Dark patterns: User interfaces designed to trick people into doing things they wouldn’t otherwise do.
Harry Brignull, a user-experience (UX) consultant who has a PhD in cognitive science, coined dark patterns for a presentation he gave earlier this month at the UX Brighton Conference. Brignull explained the concept on his blog, 90 Percent of Everything:
Normally we think of bad design as consisting of laziness, mistakes, or school-boy errors. We refer to these sorts of design patterns as Antipatterns. However, there’s another kind of bad design pattern, one that’s been crafted with great attention to detail, and a solid understanding of human psychology, to trick users into do things they wouldn’t otherwise have done. This is the dark side of design, and since these kind of design patterns don’t have a name, I’m proposing we start calling them Dark Patterns.

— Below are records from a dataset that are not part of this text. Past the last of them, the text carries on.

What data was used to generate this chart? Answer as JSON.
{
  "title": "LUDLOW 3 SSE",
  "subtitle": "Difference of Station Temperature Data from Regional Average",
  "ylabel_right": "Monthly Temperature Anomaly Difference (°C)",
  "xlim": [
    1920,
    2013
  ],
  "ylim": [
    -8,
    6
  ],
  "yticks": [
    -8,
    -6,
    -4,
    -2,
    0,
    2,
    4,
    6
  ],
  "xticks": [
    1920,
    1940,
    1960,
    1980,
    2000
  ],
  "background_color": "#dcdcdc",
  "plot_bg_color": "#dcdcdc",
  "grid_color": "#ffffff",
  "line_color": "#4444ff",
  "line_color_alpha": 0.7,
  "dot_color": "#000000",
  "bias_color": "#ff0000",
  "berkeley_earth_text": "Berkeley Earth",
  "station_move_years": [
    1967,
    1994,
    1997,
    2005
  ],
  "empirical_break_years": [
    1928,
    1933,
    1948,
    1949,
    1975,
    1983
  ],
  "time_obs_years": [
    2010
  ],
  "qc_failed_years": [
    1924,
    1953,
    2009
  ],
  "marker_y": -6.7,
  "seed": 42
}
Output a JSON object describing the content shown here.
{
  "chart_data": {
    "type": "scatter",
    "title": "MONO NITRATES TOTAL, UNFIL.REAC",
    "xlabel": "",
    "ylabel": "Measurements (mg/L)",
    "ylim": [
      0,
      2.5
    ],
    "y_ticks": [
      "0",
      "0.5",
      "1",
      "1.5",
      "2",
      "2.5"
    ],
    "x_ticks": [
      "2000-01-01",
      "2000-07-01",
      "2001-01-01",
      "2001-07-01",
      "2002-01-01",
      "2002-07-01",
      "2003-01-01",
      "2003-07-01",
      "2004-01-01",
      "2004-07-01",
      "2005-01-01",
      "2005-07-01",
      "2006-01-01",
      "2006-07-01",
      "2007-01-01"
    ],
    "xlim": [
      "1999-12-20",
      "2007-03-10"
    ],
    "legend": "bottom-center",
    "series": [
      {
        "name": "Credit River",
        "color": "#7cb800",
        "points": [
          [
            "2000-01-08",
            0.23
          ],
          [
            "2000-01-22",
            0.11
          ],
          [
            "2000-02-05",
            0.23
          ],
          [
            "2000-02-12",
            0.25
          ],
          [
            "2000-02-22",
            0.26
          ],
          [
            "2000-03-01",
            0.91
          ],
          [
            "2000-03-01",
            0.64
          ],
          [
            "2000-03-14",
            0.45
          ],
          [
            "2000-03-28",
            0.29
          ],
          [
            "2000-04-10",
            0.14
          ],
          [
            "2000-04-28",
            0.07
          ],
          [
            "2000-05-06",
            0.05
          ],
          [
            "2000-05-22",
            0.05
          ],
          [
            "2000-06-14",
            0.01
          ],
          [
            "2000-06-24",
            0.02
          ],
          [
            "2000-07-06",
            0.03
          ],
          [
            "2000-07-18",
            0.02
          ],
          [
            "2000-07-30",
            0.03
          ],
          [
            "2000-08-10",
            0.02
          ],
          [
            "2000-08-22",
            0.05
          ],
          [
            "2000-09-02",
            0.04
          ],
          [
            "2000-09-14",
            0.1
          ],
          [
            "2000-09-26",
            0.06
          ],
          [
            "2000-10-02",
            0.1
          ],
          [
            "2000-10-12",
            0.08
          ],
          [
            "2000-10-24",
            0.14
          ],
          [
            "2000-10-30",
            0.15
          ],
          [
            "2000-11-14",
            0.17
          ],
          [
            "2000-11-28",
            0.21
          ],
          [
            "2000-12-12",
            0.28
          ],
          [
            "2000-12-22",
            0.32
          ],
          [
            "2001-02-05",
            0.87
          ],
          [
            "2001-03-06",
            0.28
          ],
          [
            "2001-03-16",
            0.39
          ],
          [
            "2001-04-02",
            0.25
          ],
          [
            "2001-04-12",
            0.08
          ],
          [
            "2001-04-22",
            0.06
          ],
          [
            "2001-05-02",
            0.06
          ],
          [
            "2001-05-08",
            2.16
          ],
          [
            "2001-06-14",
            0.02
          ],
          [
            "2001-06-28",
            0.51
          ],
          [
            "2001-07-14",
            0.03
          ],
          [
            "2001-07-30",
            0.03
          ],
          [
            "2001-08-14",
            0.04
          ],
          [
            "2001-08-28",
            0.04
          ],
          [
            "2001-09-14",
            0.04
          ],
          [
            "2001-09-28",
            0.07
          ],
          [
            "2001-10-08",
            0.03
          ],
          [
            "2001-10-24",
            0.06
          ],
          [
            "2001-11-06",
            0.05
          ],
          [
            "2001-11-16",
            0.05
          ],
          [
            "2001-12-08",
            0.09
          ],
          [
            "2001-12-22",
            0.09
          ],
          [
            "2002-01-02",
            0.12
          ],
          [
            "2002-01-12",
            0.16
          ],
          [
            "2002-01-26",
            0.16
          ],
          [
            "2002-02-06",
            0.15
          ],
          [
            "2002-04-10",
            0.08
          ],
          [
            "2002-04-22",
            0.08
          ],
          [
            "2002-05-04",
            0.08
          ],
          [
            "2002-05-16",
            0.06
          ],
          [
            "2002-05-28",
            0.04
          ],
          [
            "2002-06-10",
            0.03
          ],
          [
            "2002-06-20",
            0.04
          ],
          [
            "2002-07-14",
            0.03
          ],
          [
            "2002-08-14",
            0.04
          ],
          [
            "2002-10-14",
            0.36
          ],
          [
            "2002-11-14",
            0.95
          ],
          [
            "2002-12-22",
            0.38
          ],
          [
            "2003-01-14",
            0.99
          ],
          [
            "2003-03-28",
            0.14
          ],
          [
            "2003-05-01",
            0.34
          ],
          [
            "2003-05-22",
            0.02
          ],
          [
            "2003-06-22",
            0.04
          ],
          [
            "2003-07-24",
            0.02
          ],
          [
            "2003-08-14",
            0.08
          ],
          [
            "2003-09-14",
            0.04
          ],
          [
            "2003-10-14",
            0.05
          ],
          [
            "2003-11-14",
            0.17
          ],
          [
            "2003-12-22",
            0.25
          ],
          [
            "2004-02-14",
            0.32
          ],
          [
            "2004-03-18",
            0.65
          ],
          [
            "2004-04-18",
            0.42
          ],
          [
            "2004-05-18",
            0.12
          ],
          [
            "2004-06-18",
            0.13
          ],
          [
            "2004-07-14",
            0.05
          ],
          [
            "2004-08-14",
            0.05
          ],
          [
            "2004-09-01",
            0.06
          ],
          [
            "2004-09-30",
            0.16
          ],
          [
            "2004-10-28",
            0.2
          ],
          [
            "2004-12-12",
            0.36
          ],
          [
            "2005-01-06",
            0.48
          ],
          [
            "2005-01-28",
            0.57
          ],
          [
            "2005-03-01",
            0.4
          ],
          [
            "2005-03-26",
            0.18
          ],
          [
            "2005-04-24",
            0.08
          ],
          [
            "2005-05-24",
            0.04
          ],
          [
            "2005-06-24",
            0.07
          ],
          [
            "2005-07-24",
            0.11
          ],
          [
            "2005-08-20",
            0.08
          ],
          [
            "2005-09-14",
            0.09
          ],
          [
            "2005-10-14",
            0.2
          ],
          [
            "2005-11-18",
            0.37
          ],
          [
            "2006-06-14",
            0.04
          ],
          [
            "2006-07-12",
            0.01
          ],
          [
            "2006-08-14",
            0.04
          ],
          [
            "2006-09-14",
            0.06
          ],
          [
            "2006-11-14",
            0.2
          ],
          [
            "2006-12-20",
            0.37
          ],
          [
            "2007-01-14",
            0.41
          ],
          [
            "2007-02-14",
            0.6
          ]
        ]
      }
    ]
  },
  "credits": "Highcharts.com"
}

Brignull’s examples include low-cost airlines that put insurance in your basket without asking; social-networking sites that “purposefully make it hard for you to shrink your social graph or move your content into private realms (I’m looking at you, Facebook)”; and systems that require you to log in “using a long-forgotten password” in order to unsubscribe.
Dark patterns are not the same as “outright scams,” Brignull writes. The latter are “clumsy and easy to identify.” Rather, dark patterns are “techniques used by above-board products and services that trick users into doing things.”

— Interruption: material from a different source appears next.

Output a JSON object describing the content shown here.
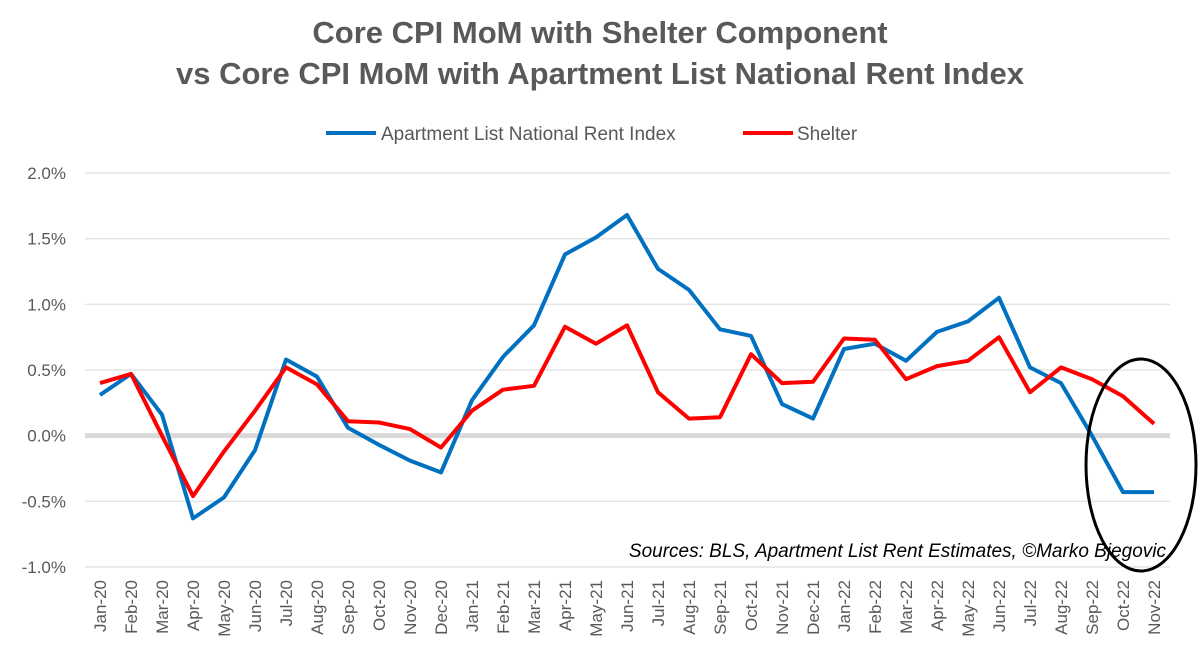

In the three-dimensional world, slanty design—a term coined by British interactivity researcher Russell Beale—is somewhat analogous to dark patterns. Slanty design is “design that purposely reduces aspects of functionality or usability”; however, its objectives don’t necessarily include siphoning cash from the user. For example, a cone-shaped disposable cup that discourages the user from leaving it on a table is a slanty design that promotes a social good.